The Pacifica Foundation has found a new executive director, more than a year after the organization’s national board fired former ED Summer Reese, who then occupied the foundation’s national offices for nearly two months until a judge issued a restraining order forcing her to leave. The new ED is John Proffitt, who served twenty-five years as general manager of Houston Public Radio station KUHF until the end of 2011. Since then Proffitt has been volunteering as a co-host of the programs “Thresholds” and “Open Journal,” as well as serving as a fundraiser, all at Pacifica’s KPFT, also in Houston.
In a press release national board chair Margy Wilkinson expressed hope that Proffitt can “put our network back on a path of growth,” after “a turbulent time.” One cause of that turbulence is hundreds of thousands of dollars in community service grants that the Corporation for Public Broadcasting has been withholding from Pacifica’s five stations since 2013 due to problems found with the foundation’s accounting practices and failures to comply with CPB rules on open meetings and financial transparency.

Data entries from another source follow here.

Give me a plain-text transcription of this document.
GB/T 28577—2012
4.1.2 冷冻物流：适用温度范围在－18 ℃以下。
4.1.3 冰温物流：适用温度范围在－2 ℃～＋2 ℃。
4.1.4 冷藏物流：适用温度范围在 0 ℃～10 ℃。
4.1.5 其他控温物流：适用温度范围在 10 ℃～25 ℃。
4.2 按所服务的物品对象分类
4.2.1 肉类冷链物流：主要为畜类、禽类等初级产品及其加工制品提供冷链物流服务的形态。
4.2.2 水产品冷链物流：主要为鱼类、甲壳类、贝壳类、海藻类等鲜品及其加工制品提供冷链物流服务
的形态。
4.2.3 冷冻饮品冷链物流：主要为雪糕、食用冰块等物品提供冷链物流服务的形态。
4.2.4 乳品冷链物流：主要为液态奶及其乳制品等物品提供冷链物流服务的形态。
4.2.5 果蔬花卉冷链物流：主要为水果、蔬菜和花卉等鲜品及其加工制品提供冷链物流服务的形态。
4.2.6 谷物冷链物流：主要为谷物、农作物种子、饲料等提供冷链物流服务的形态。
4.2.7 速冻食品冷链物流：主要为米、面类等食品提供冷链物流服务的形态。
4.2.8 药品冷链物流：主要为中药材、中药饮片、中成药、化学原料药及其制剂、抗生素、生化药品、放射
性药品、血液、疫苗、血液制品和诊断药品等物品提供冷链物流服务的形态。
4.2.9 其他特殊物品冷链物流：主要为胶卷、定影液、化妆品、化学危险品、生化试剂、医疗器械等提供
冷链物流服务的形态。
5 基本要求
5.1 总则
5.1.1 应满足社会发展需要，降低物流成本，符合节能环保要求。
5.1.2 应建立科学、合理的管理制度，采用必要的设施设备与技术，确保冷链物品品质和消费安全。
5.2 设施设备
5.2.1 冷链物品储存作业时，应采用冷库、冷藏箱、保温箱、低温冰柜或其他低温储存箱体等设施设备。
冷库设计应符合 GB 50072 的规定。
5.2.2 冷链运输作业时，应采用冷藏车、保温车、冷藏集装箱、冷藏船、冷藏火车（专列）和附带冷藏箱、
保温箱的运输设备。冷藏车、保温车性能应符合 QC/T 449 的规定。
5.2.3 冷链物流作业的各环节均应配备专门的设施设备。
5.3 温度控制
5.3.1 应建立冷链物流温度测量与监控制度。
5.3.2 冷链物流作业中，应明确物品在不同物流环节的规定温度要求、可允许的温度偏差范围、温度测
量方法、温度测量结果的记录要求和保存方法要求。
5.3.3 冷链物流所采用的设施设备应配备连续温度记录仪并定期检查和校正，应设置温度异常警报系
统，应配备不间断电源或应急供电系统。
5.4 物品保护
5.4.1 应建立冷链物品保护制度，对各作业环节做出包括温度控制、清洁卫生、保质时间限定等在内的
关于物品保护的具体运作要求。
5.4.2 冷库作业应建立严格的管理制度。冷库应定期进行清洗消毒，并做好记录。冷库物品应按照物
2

Another cause is an audit of the network being conducted by the California attorney general’s office.
Indeed, Proffitt has a track record much longer and more stable than most Pacifica EDs in recent memory–and there has been a lot of them. With so many years at the helm of the major NPR affiliate in the sixth largest radio market he probably has a warmer relationship with the CPB, too.
Fans of college radio may have less warm regard for Proffitt. It was under his watch at KUHF that Houston Public Radio acquired Rice University’s student-run KTRU in a deal costing $9.5 million, finalized in 2010. The investigative journalism site Texas Watchdog documented Proffitt’s role in the controversial sale, characterizing him as “a chief advocate.” Somewhat ironically, the surviving Rice University online student station, still using the KTRU name, now broadcasts on KPFT’s HD2 channel.
Though I’m sure Proffitt suffered his share of slings and arrows over the KTRU affair, one still has to imagine that was but a flesh wound compared to what’s in store for anyone brave enough to be Pacifica’s executive director. That said, I don’t think Proffitt or anyone at the network is in denial of that.
Also in the press release, board vice chair Lydia Brazon admitted, “To ask anyone as qualified as John to take a leap of faith into pacifica’s choppy waters is a tall order, but I fully trust John Proffitt can and will rise to the challenge.” Certainly, many Pacifica programmers, volunteers and listeners are hoping she’s right.